Most of these funds are traded for $, but some brokers allow you to buy them for dollars and euros.
Blue chips are also found in sectoral and industry-specific BPIFs, such as metals, telecommunications and finance. It is also possible to assemble your own set of blue chips, for example, by buying them in the same proportions as they are represented in the blue chip index. That way you can save on the management fee that funds charge.
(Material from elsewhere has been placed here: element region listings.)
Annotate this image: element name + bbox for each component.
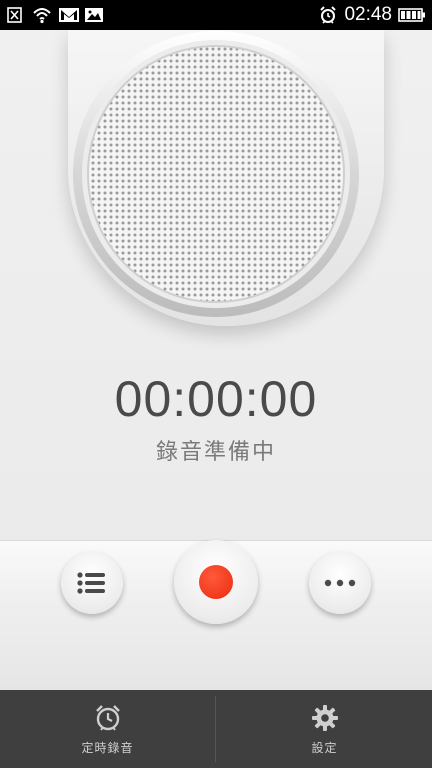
tab-timed-recording[interactable]: 定時錄音 bbox=[0, 690, 215, 768]
tab-timed-recording-label: 定時錄音 bbox=[81, 740, 134, 755]
alarm-clock-icon bbox=[95, 704, 120, 731]
status-bar: 02:48 bbox=[0, 0, 432, 30]
recordings-list-button[interactable] bbox=[61, 552, 123, 614]
recording-status: 錄音準備中 bbox=[155, 440, 276, 465]
tab-settings[interactable]: 設定 bbox=[217, 690, 432, 768]
tab-settings-label: 設定 bbox=[311, 740, 338, 755]
record-button[interactable] bbox=[174, 540, 258, 624]
gear-icon bbox=[311, 704, 338, 731]
list-icon bbox=[77, 572, 105, 594]
more-options-button[interactable] bbox=[309, 552, 371, 614]
tab-divider bbox=[215, 696, 216, 762]
speaker-grille-icon bbox=[73, 31, 359, 317]
more-icon bbox=[324, 579, 356, 587]
alarm-icon bbox=[318, 5, 338, 25]
record-icon bbox=[199, 565, 233, 599]
gmail-icon bbox=[58, 5, 79, 25]
system-icons: 02:48 bbox=[318, 5, 426, 25]
bottom-bar: 定時錄音 設定 bbox=[0, 690, 432, 768]
wifi-icon bbox=[32, 5, 52, 25]
battery-icon bbox=[398, 5, 426, 25]
recording-timer: 00:00:00 bbox=[114, 371, 318, 427]
notification-icons bbox=[6, 5, 104, 25]
close-box-icon bbox=[6, 5, 26, 25]
image-icon bbox=[84, 5, 104, 25]
clock-time: 02:48 bbox=[344, 4, 392, 25]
But you will have to rebalance your portfolio yourself so that the shares of the issuers match the sample.
To buy more exotic companies, such as those from the UK, Japan and Canada, you will need qualified investor status or access through your broker.
- Blue chips – shares of companies with large market capitalization, usually from 10 billion dollars.
- The main properties of blue chips – reliability, low volatility, liquidity, narrow spreads.
- Often blue chips are old companies with a name that have been paying dividends for years. For example, all dividend aristocrats are automatically considered blue chips. Such companies are great for the dividend portion of a portfolio.
- Blue chips are present in most countries and are included in major indices. Therefore, they serve as an indicator of the state of the economy, sector or industry.
- Blue chips can be bought both individually and as part of ETFs.